Andrew acted for D, a building contractor, against T, the operator of a mine in Sierra Leone. D had undertaken urgent works at the mine pursuant to a Letter of Intent which contained a non-exclusive English jurisdiction clause. Interim payments had been made totalling $26.125m. No contract was ever finalised. At the conclusion of the relationship D contended that it was owed a further $15.2m; T contended that it had overpaid $16.7m.
During protocol correspondence between solicitors in the UK, T unexpectedly commenced proceedings in Sierra Leone. D subsequently issued proceedings in the UK. Unsuccessful jurisdictional challenges were made by both parties (judgment reported at  EWHC 236) and the two cases therefore proceeded in parallel, with T defending and counterclaiming in the UK proceedings.
Both parties applied for security for costs in the UK. At first instance, the Judge ordered D to provide security (in the sum of £750,000), but refused to order T to do so, holding that, although as a matter of form its counterclaim satisfied the test of having “independent vitality” (see Hutchison Telephone (UK) v Ultimate Response  B.C.L.C. 307), T did not want to be party to litigation in the UK, would happily have abandoned the proceedings if D had been prepared to do likewise, and was therefore adopting an essentially defensive posture in this jurisdiction. The Court at first instance was influenced by the consideration that T would not itself have commenced proceedings in the UK – that having been one of the indicators of independent vitality identified by the Court in Hutchison.

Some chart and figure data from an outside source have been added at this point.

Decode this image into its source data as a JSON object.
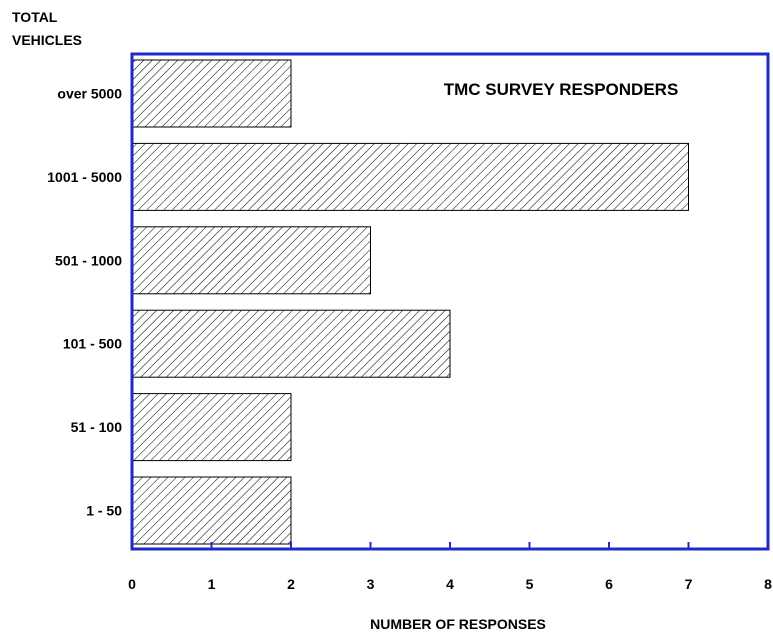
{
  "chart_data": {
    "type": "bar",
    "orientation": "horizontal",
    "title": "TMC SURVEY RESPONDERS",
    "ylabel": "TOTAL VEHICLES",
    "xlabel": "NUMBER OF RESPONSES",
    "categories": [
      "over 5000",
      "1001 - 5000",
      "501 - 1000",
      "101 - 500",
      "51 - 100",
      "1 - 50"
    ],
    "values": [
      2,
      7,
      3,
      4,
      2,
      2
    ],
    "xlim": [
      0,
      8
    ],
    "xticks": [
      "0",
      "1",
      "2",
      "3",
      "4",
      "5",
      "6",
      "7",
      "8"
    ],
    "grid": false,
    "legend": "none",
    "bar_fill": "diagonal-hatch",
    "colors": {
      "frame": "#1f2bc4",
      "bar_stroke": "#000000",
      "hatch": "#000000",
      "text": "#000000"
    }
  }
}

The Court of Appeal (Patten and Hamblen LJJ) allowed the appeal, holding that in determining the question of whether a counterclaim had independent vitality the Court’s primary focus should be on the substantial nature of the counterclaim, and not the counterclaiming Defendant’s preferred litigation forum. Far from providing a reason not to order security, the fact that T had commenced proceedings in Sierra Leone was an indication that the counterclaim did have independent vitality. Ordinarily, this might have been a case for ordering both sides to provide security (and indeed this had been D’s stance at first instance). However, since the first instance hearing T had been debarred from pursuing its counterclaim on other grounds, and in the circumstances the correct order was that D should be relieved of the order for it to provide security for the costs of its claim.